Indeed, it may well be too late.

While there are a number of  tax/penalty provisions of Obamacare being cut, it does not eliminate forcing of insurers in carrying those who already require expensive treatment.  As a service or marketable good (yes, that is exactly what it is), there ought to be no forced participation on any level.  Individual mandates will be gone, but supply side requirements remain. The all-you-can-eat buffet of medical care is not conducive to good health or health provisioning practices. Such practices require a step away from ‘the default.’

Where it ends.

It seems Krauthammer may be proven correct in predicting a single payer (government) system not too long into the future. Frankly the failed courage of the GOP to completely annihilate Obamacare at it’s roots will prove to be a mistake:

“Look at the terms of the debate,” Krauthammer explained. “Republicans are not arguing the free market anymore, they have sorted accepted the fact that the electorate sees healthcare as not just any commodity. It’s not like purchasing a steak or a car. It’s something that people now have a sense that government ought to guarantee. And because of that, even Republicans are trying to say, ‘oh we’re not gonna lose that many, oh yes you’ll be covered if you have a pre-existing condition.’ The terms of debate are entirely on the grounds of the liberal argument that everybody ought to have insurance.”

“Once that happens,” he concluded, “you’re gonna end up with a single payer.”

Expectations.

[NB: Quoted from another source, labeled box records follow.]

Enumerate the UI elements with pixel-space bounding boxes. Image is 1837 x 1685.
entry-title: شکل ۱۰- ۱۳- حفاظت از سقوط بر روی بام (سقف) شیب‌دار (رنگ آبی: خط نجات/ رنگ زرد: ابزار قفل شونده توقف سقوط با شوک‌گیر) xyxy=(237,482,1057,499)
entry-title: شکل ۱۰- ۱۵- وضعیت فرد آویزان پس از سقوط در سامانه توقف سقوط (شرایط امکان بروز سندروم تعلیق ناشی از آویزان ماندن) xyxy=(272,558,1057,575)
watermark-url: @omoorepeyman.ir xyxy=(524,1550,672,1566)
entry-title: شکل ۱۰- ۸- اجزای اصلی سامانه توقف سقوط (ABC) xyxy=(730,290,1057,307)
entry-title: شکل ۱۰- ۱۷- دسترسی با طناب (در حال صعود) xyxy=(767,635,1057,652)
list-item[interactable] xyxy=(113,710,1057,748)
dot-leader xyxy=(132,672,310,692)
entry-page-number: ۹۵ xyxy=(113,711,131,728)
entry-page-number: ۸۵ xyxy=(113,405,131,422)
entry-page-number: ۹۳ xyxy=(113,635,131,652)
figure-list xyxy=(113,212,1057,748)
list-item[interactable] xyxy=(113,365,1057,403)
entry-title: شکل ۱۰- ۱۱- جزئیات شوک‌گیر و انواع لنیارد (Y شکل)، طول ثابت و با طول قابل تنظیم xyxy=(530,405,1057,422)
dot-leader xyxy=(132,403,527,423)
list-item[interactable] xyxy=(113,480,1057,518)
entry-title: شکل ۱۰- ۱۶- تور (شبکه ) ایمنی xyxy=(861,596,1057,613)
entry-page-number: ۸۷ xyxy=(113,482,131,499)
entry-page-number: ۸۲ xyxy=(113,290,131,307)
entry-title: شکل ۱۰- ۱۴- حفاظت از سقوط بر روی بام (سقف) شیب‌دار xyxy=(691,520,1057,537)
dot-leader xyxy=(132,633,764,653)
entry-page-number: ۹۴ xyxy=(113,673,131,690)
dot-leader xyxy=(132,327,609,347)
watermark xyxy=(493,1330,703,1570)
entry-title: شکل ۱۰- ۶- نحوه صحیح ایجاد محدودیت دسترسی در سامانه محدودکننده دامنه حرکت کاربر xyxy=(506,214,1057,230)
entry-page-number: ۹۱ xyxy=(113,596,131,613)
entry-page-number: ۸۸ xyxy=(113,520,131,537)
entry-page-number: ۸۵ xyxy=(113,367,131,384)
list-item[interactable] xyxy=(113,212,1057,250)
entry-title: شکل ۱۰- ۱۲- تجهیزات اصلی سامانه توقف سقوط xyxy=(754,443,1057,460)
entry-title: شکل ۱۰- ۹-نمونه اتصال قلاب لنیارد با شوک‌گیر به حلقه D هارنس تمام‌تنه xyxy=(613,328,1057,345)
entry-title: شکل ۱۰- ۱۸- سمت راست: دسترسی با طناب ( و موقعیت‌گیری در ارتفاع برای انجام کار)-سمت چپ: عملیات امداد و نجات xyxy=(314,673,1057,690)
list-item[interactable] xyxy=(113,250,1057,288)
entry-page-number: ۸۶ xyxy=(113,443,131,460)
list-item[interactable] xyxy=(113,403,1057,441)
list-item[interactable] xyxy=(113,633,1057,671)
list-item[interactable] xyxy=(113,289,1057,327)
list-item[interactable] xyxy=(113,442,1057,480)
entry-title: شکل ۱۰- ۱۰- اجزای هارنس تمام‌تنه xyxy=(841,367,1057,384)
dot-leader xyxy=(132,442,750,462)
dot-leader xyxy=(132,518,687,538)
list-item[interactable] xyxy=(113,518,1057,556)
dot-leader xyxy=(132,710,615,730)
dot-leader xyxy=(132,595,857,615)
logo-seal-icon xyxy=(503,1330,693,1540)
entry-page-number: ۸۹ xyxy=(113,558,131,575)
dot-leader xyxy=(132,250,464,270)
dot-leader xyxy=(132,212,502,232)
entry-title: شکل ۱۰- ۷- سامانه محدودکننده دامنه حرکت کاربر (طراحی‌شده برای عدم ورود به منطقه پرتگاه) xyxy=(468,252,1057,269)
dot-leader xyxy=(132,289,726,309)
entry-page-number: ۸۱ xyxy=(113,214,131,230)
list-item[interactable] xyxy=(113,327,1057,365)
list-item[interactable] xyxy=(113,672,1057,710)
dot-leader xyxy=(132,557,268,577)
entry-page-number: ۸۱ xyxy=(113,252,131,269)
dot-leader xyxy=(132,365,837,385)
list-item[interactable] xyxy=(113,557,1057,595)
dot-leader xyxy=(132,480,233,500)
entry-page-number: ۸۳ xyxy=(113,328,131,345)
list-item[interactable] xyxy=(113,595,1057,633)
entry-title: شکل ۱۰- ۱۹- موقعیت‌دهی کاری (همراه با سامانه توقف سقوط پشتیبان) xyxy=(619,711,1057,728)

Entitlement. Addiction.

All said, the US House plan is not terrible however.  It is certainly not the pass-it-to-see-what’s-in-it flaming bag of dog turd Obamacare. But it still relies on government involvement, government subsidies, and bizarre federal overreach not authorized by our constitution, nor benefiting free and open commerce. It defends the currently accepted vision of compassion as a ‘right’ to services and to the benevolence of others via government.

It’s an infection that has grown too rapidly absent Republican leadership in 8 years time.  A moldy festering bandage, that once-upon-a-time should have been ripped off, has become the sore itself that will kill the spirit of our once great Republic.

And there isn’t a 12 step process big enough to fix it.